Learning Objective 1: Describe the impact of HIV in children contracting HIV, on their early childhood development (ECD)

Learning Objective 2: Describe nurses’ role in early childhood development of children with HIV through integration of ECD concept and UNICEF’s Convention on Children Rights.

This paper will describe how HIV in children impacts on their early childhood development (ECD), which is the most rapid period of development in human life. A child's early years are critically important but many of the children either who have HIV or whose parents are suffering from HIV, spend their critical early years under stress, stigma from society, poverty, and lack of nutrition which adversely affects their physical as well as mental health and performance, in addition to their productivity later in life.

UNICEF, in consensus with its Convention on Rights of the Child, sets out a list of rights for children. These must be realized for their subsequent development that maximizes their potential, preserves their human dignity, and eliminates their hunger. This suggests a new perspective to the vision of early childhood development. Children are neither the property of their parents nor are they the helpless objects of charity. They are human beings and are the subject of their own rights.

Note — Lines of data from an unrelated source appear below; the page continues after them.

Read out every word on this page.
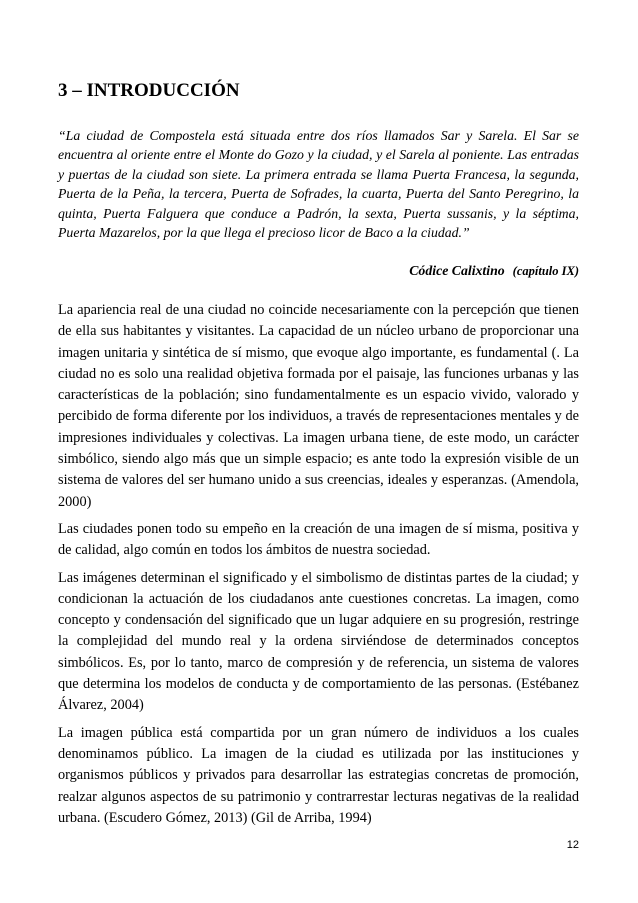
3 – INTRODUCCIÓN

“La ciudad de Compostela está situada entre dos ríos llamados Sar y Sarela. El Sar se encuentra al oriente entre el Monte do Gozo y la ciudad, y el Sarela al poniente. Las entradas y puertas de la ciudad son siete. La primera entrada se llama Puerta Francesa, la segunda, Puerta de la Peña, la tercera, Puerta de Sofrades, la cuarta, Puerta del Santo Peregrino, la quinta, Puerta Falguera que conduce a Padrón, la sexta, Puerta sussanis, y la séptima, Puerta Mazarelos, por la que llega el precioso licor de Baco a la ciudad.”

Códice Calixtino (capítulo IX)

La apariencia real de una ciudad no coincide necesariamente con la percepción que tienen de ella sus habitantes y visitantes. La capacidad de un núcleo urbano de proporcionar una imagen unitaria y sintética de sí mismo, que evoque algo importante, es fundamental (. La ciudad no es solo una realidad objetiva formada por el paisaje, las funciones urbanas y las características de la población; sino fundamentalmente es un espacio vivido, valorado y percibido de forma diferente por los individuos, a través de representaciones mentales y de impresiones individuales y colectivas. La imagen urbana tiene, de este modo, un carácter simbólico, siendo algo más que un simple espacio; es ante todo la expresión visible de un sistema de valores del ser humano unido a sus creencias, ideales y esperanzas. (Amendola, 2000)

Las ciudades ponen todo su empeño en la creación de una imagen de sí misma, positiva y de calidad, algo común en todos los ámbitos de nuestra sociedad.

Las imágenes determinan el significado y el simbolismo de distintas partes de la ciudad; y condicionan la actuación de los ciudadanos ante cuestiones concretas. La imagen, como concepto y condensación del significado que un lugar adquiere en su progresión, restringe la complejidad del mundo real y la ordena sirviéndose de determinados conceptos simbólicos. Es, por lo tanto, marco de compresión y de referencia, un sistema de valores que determina los modelos de conducta y de comportamiento de las personas. (Estébanez Álvarez, 2004)

La imagen pública está compartida por un gran número de individuos a los cuales denominamos público. La imagen de la ciudad es utilizada por las instituciones y organismos públicos y privados para desarrollar las estrategias concretas de promoción, realzar algunos aspectos de su patrimonio y contrarrestar lecturas negativas de la realidad urbana. (Escudero Gómez, 2013) (Gil de Arriba, 1994)

12
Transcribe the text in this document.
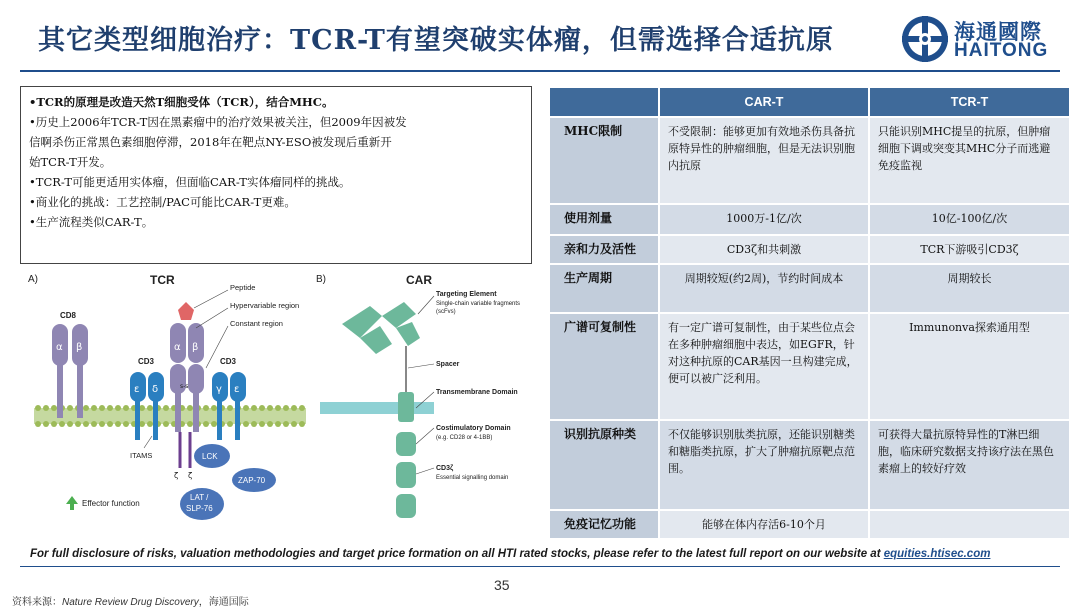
其它类型细胞治疗：TCR-T有望突破实体瘤，但需选择合适抗原	海通國際
HAITONG

•TCR的原理是改造天然T细胞受体（TCR），结合MHC。

•历史上2006年TCR-T因在黑素瘤中的治疗效果被关注，但2009年因被发

信啊杀伤正常黑色素细胞停滞，2018年在靶点NY-ESO被发现后重新开

始TCR-T开发。

•TCR-T可能更适用实体瘤，但面临CAR-T实体瘤同样的挑战。

•商业化的挑战：工艺控制/PAC可能比CAR-T更难。

•生产流程类似CAR-T。

A)	TCR	B)	CAR
CD8
α β
CD3
ε δ
α β
s-s
ζ ζ
CD3
γ ε
Peptide
Hypervariable region
Constant region
ITAMS	LCK
ZAP-70
LAT /
SLP-76
Effector function
Targeting Element
Single-chain variable fragments
(scFvs)
Spacer
Transmembrane Domain
Costimulatory Domain
(e.g. CD28 or 4-1BB)
CD3ζ
Essential signalling domain
	CAR-T	TCR-T
MHC限制	不受限制：能够更加有效地杀伤具备抗原特异性的肿瘤细胞，但是无法识别胞内抗原	只能识别MHC提呈的抗原，但肿瘤细胞下调或突变其MHC分子而逃避免疫监视
使用剂量	1000万-1亿/次	10亿-100亿/次
亲和力及活性	CD3ζ和共刺激	TCR下游吸引CD3ζ
生产周期	周期较短(约2周)，节约时间成本	周期较长
广谱可复制性	有一定广谱可复制性，由于某些位点会在多种肿瘤细胞中表达，如EGFR，针对这种抗原的CAR基因一旦构建完成，便可以被广泛利用。	Immunonva探索通用型
识别抗原种类	不仅能够识别肽类抗原，还能识别糖类和糖脂类抗原，扩大了肿瘤抗原靶点范围。	可获得大量抗原特异性的T淋巴细胞，临床研究数据支持该疗法在黑色素瘤上的较好疗效
免疫记忆功能	能够在体内存活6-10个月	
For full disclosure of risks, valuation methodologies and target price formation on all HTI rated stocks, please refer to the latest full report on our website at equities.htisec.com
35
资料来源：Nature Review Drug Discovery，海通国际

Various studies reflect that children having HIV are vulnerable to unhealthy social habits and risky sexual behavior; and often turn to prostitution for survival. Moreover many of them are enrolled in school.

This paper will also highlight the role of nurse in Early Childhood Development (ECD). In consideration of the vulnerabilities of HIV children, the UNICEF's Convention on Children Rights, and the integration of the concept of ECD; it's the co responsibility of the community/ public health nurse and other health and ECD professionals to cater to the holistic needs of children 0-8 years of age. These needs can be addressed through antenatal counseling, lactation counseling, awareness sessions on healthy behaviors, and assessment of school readiness either in the community health centers or via home visits.